The composting of dystopian fiction as a tradition is therefore part of her mix here, in the same way that it is inevitable that a traditional folk song or an innocent animal is placed as an analogue heart in the fugueing nightmare of noughts and ones. Huxley’s Brave New World is a key touchstone and Smith’s gradual desiccation and reconstitution of the letters of that title in her chapter headings – Brave new old, rave new old, Brave new word – leaves us in no doubt that the novel is in part fuelled by the idea that even disaster has its canon.
Which brings us, of course, to history.
More than 60 years ago, the post-Marxist art critic Harold Rosenberg wrote that history’s inherent irony was that “it changes men into themselves by making them seem something else”. So too in this case Smith’s characters are wilfully redemptive animations borne from her observance of a society falling apart.
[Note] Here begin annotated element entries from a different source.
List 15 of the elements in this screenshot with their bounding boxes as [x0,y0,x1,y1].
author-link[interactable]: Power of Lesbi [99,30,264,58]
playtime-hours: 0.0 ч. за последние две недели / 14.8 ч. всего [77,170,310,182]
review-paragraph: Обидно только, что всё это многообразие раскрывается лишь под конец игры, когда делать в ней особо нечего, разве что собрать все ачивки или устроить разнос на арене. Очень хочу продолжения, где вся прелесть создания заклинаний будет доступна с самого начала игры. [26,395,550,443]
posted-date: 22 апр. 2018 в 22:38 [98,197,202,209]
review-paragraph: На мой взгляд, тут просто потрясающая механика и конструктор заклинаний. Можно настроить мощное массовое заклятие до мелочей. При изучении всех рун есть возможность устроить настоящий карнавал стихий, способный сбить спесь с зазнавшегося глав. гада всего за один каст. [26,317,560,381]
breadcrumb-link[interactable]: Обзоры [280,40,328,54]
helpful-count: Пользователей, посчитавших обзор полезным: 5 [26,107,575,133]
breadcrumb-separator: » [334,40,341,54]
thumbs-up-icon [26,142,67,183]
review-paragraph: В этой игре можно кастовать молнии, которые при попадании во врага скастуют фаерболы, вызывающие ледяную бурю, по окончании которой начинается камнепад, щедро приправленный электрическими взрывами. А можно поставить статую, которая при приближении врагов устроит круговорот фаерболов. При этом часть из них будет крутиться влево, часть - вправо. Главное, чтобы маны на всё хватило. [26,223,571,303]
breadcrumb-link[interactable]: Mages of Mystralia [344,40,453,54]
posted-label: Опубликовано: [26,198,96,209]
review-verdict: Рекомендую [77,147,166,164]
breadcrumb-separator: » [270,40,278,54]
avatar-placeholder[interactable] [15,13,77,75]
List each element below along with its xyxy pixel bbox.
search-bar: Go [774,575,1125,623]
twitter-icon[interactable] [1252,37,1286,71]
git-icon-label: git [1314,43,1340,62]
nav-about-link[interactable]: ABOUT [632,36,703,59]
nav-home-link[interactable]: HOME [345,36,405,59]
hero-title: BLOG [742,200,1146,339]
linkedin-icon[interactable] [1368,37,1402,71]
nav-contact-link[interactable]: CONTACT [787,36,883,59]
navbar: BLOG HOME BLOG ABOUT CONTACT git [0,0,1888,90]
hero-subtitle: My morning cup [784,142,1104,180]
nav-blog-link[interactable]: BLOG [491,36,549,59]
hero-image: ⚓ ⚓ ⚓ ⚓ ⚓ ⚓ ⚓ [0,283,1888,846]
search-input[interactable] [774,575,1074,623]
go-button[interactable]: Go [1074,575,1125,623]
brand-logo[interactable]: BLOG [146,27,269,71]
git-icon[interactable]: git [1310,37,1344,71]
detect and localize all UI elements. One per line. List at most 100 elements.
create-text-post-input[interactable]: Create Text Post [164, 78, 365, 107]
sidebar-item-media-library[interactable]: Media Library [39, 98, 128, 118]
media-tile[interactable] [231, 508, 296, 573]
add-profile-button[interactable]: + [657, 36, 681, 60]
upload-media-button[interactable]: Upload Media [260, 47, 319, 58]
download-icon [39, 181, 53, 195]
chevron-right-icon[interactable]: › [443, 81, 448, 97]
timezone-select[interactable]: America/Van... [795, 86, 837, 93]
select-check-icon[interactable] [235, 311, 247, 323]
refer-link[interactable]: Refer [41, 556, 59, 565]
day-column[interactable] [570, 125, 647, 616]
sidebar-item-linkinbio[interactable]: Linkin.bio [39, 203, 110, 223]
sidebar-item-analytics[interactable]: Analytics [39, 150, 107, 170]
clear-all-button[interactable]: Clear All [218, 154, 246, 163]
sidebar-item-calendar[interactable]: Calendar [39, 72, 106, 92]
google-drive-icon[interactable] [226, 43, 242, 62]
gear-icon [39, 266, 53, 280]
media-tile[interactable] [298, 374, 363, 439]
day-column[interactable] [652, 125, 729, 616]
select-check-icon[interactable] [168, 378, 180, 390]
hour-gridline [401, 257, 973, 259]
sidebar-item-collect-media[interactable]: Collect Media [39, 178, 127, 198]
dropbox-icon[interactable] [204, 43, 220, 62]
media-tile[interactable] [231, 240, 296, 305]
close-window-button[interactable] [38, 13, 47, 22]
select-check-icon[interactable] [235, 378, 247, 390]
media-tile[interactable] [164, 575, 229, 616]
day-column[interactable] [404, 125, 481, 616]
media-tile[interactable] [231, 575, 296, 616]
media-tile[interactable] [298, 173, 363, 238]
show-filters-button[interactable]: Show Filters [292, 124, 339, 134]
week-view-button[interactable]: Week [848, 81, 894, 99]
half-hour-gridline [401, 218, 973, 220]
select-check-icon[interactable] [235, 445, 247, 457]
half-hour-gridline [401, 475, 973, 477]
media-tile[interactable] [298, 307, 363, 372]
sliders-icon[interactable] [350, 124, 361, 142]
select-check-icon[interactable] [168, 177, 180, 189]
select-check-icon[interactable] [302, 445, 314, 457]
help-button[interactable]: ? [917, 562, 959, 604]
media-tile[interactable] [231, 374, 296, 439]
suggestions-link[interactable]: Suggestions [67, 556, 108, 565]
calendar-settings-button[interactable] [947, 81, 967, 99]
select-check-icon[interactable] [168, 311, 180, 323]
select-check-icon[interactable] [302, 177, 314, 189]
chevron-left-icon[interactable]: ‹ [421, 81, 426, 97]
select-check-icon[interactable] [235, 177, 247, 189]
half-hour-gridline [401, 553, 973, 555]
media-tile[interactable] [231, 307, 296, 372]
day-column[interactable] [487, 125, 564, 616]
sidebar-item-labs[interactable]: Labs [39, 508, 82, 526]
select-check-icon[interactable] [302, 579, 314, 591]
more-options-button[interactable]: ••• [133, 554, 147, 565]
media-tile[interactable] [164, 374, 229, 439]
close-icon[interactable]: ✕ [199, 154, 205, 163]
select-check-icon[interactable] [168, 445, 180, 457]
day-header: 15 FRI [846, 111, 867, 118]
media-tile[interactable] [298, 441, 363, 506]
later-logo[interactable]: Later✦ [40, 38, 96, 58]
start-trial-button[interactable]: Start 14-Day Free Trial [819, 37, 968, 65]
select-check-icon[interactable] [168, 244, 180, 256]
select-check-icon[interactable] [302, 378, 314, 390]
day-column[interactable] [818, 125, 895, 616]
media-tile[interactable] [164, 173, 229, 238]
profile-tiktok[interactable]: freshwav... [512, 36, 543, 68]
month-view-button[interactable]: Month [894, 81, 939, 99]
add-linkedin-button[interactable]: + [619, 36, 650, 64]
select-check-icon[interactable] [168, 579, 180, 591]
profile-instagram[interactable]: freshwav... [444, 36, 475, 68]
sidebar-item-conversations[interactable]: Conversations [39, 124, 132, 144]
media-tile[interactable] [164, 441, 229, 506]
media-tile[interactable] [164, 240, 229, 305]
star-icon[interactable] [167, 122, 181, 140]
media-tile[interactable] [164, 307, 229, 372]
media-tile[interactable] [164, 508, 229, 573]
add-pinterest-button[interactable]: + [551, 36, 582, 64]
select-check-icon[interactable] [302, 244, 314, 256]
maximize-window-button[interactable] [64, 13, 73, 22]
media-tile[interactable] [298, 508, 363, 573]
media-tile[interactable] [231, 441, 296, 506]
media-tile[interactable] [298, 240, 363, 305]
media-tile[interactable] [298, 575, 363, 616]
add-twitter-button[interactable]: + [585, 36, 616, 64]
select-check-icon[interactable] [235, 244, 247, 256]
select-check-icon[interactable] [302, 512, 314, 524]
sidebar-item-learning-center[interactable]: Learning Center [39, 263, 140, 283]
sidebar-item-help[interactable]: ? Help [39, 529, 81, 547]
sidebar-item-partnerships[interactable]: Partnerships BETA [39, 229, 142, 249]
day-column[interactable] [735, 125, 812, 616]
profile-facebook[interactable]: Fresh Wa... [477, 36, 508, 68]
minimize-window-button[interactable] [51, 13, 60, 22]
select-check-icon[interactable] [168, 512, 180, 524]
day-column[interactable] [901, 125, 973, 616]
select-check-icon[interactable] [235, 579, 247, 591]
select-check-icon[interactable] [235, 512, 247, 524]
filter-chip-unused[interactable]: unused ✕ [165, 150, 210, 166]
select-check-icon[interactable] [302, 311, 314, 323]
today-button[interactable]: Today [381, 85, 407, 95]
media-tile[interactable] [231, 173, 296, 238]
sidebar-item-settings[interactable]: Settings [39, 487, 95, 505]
As Rose continues to pursue the defiant dells of freedom we chart Briar through his eventual submission to “verification”, aka: trackable drone citizenship, in a sci-fi style workplace which cannot but help nod to where Huxley and Orwell left off. Here Smith takes the opportunity to remind us of what data cannot entrain. For it’s not only data that is an imposter for reality, it is also data’s ancestor, language, the tool of the novelist.
As we are made to reflect on how animals such as the horse, or the family dog, exist outside any name that humans may concoct for them, Nietzsche’s emblematic catastrophe seeps back into the mind. “So there was the word that made the name,” Briar thinks, “and there was the dog that it conjured in the mind, and there, beyond it, totally free of it himself, was the real dog, wagging or not wagging its tail.” The hopeful implication here is that we too, as animals, still exist outside the data.
Another of Rosenberg’s maxims was that “at the bottom of every situation lies the poetry of its ultimate wreck”. This seems as good a summary as any of what Smith’s books are best at depicting. Sure, the concocted dystopian state architecture in Gliff is apt and intertextual, but the more memorable aspects of the novel lie in the neo-folk transcendence that Rose, in particular, embodies.
Her insouciance feels a little like Smith’s approach to the novel itself, where the key traction always lies as much with the thrilling air of improvisation as it does with any obvious sense of “what happens next”. The fact is, in Smith’s fiction, what’s next has always been sistered by yesterday. We follow Briar and Rose not because they are heroes destined for triumph or failure but because we can relate to them. Yes, we too are riding a dangerous wave.